Famous sequoia tunnel tree takes final bow
If a tunnel tree falls in the forest…
The “Pioneer Cabin Tree,” of Calaveras Big Trees State Park in Northern California, has been toppled by a powerful winter storm. The ancient sequoia had been carved into a living tunnel over a hundred and thirty years ago, allowing horses, and eventually cars to pass through. In recent years, passage through the base of the towering tree had been restricted to hikers.
The Associated Press reports that last weekend’s storm may have been the largest to hit California and Nevada in over ten years, leading to flooding and mudslides in some regions. At over 150 feet tall and with a base of approximately 33 feet in diameter, the iconic tunnel tree was not able to withstand the storm.
A post on the Calaveras Big Tree Association’s Facebook page stated, “The storm was just too much for it.”

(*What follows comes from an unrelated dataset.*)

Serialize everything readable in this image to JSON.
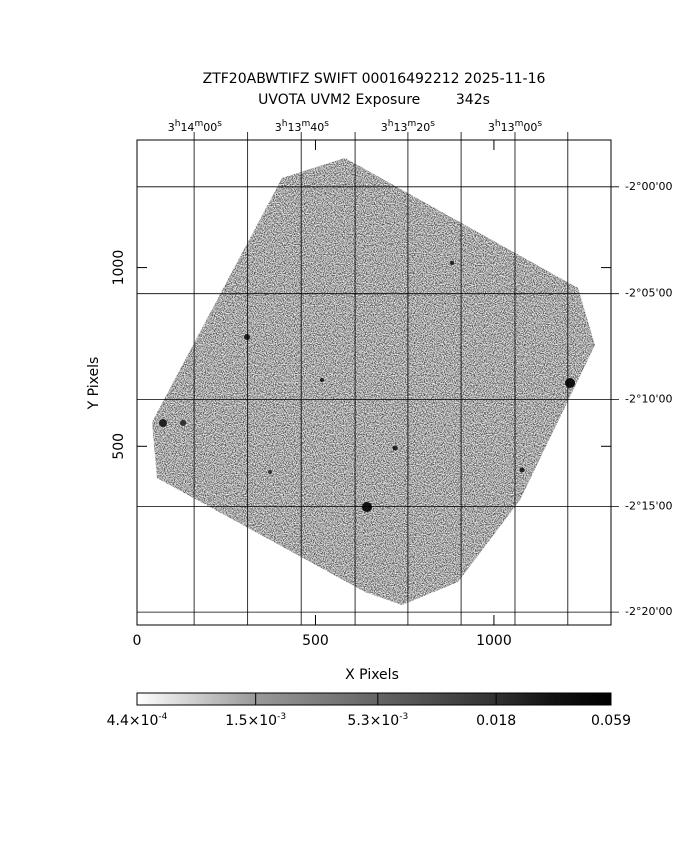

It was reported on Sunday by state park volunteer Jim Allday that Pioneer Cabin had fallen. SFGate spoke with Allday to confirm that local flooding was likely the cause of the tree’s demise.
“When I went out there [Sunday afternoon], the trail was literally a river, the trail is washed out,” Allday said. “I could see the tree on the ground, it looked like it was laying in a pond or lake with a river running through it.”
Jim’s wife. Joan Allday, added that the tree had been weakening for several years.
“It was barely alive, there was one branch alive at the top,’ she said. ‘But it was very brittle and starting to lift.”
While sequoias can live for more than 3,000 years, it’s unclear exactly how old the iconic tree was. According to the Los Angeles Times, trees in Calaveras Big Trees State Park are estimated to be more than 1,000 years old.
In the 1800s, tunnel trees were created to promote tourism. Cutting through a living sequoia can do damage to the tree and most of the tunneled-through sequoias in California are dead. Wawona Tree in Yosemite National Park, the most renowned at an estimated 2,100 years old, was felled by a winter storm in 1969. Many of the remaining sequoia tunnels are fallen trees – logs on their sides carved through for passage.
“Tunnel trees had their time and place in the early history of our national parks,” the National Park Service has written. “But today sequoias which are standing healthy and whole are worth far more.”